On 5/11/24 04:38, Andrei Borzenkov wrote:
I remembered that
I used the "Desktop" pattern when installing
the server software! So I checked in yast2 under the Security
Center
and selected Network Server under the Preconfigured Security
Configurations option. That fixed the problem! Either a window
prompting
for the root password appears, or the xrdp session closes. The
server continues to run as desired.
Network Server will use the "restrictive" profile of default
polkit rules which always requires admin authentication to perform
actions via logind. That is not what you wanted (only prevent
actions in xrdp session).
Default profile will allow reboot etc for locally logged in users.
If users in xrdp session were not required to authenticate, it
implies that xrdp session is considered local. Which is arguably
wrong.
The output of
loginctl show-session N
where N is session number for local and xrdp sessions would be
interesting.
This didn't seem to work, Andrei. I couldn't get the sessionid
right.
But that doesn't matter now, I messed up.

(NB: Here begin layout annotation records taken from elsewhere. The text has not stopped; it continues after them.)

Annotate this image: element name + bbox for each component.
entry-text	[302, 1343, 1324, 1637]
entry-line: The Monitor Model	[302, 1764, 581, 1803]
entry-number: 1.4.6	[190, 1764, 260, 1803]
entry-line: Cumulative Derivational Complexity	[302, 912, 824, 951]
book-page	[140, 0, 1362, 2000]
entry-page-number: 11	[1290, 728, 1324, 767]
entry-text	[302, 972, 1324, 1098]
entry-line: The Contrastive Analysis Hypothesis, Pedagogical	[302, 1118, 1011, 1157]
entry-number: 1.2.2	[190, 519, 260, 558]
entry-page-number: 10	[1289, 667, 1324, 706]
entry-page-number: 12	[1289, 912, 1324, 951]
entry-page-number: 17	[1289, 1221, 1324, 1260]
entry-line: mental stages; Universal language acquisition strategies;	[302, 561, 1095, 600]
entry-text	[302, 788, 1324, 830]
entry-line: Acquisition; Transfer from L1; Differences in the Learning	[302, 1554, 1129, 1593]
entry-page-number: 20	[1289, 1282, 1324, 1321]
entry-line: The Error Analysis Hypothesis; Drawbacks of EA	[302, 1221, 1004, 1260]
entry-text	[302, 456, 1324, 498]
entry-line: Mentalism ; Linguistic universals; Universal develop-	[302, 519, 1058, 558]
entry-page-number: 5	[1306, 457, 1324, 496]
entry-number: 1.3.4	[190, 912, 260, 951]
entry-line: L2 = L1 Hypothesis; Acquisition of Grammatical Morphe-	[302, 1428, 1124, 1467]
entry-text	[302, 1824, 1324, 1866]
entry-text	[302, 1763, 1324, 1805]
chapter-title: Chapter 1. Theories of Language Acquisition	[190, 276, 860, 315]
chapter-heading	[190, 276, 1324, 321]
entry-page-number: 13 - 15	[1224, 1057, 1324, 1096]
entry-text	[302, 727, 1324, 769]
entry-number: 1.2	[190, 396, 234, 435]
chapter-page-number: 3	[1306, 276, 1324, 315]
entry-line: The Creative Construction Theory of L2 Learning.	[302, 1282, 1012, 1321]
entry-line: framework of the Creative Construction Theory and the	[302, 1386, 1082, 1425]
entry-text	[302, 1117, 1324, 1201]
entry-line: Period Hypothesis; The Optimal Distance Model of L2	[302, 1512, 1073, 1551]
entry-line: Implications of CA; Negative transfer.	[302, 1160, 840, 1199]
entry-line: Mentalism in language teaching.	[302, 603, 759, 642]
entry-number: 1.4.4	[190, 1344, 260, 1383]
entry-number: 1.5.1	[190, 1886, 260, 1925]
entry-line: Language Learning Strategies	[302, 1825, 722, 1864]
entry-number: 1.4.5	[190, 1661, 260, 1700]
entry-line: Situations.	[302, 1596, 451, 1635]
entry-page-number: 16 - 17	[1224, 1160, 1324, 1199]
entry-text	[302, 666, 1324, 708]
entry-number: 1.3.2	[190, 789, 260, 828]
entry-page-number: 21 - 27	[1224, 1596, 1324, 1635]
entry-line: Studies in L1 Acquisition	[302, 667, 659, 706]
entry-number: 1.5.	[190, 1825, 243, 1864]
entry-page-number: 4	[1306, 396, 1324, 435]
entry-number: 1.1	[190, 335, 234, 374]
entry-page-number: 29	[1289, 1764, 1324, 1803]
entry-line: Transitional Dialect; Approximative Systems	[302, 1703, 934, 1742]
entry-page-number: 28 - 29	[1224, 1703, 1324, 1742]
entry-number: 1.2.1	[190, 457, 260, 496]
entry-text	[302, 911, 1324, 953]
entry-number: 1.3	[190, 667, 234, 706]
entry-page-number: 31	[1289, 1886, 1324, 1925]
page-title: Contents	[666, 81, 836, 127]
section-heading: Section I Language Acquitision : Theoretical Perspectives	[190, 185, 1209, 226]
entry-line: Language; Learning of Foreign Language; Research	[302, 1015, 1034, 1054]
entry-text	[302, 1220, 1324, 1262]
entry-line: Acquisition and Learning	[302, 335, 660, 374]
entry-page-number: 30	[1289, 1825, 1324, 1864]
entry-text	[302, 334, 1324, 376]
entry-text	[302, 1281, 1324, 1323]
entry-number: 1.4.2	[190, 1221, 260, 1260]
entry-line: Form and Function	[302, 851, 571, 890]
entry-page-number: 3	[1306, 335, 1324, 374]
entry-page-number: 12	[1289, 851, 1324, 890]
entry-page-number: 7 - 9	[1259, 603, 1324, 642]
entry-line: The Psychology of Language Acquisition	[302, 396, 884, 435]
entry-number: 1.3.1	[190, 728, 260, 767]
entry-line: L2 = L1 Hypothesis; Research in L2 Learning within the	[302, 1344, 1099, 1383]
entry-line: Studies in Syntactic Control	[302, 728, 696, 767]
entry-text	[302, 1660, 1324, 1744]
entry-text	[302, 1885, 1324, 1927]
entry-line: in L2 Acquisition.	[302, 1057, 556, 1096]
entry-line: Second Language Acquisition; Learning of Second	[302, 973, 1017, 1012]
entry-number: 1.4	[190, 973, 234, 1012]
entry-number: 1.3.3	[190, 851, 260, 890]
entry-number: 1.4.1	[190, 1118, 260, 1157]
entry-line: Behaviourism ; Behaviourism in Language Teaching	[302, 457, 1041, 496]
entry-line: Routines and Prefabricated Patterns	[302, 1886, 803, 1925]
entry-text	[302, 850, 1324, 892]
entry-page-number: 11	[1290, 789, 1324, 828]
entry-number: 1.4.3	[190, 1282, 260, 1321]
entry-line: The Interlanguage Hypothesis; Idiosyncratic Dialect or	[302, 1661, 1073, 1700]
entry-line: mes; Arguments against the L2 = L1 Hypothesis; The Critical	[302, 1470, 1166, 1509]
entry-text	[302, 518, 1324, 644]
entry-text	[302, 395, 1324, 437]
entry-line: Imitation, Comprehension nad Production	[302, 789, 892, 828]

Further testing shows that the remote xrdp sessions "don't" allow
rebooting
or halting of the host os. When we first started using xrdp at the
start of
The Covids an xrdp session could indeed reboot the host, and I never
bothered
to test it after that time. I didn't want to risk the possibility
of crashing the
remote servers. But it seems to work as expected now even with the
Workstation security profile.
xrdp with remmina still seems a bit odd, it's not allowing the user
to logoff,
but we can live with that.
Also, there's a difference between the "Workstation" and "Network
Server"
security settings. With Workstation if the reboot button is pressed
the
Remmina screen goes black. The only way to wake it up is to restart
the
xrdp session on the server. But with Network Server selected the
buttons
freeze for about 20-seconds, then go away. The session then
continues to
be usable. So we're sticking with the Network Server profile unless
it
causes problems elsewhere. I'm testing all this on a new server
that
isn't in "production" yet.
Sorry for all the noise, but at least it was educational.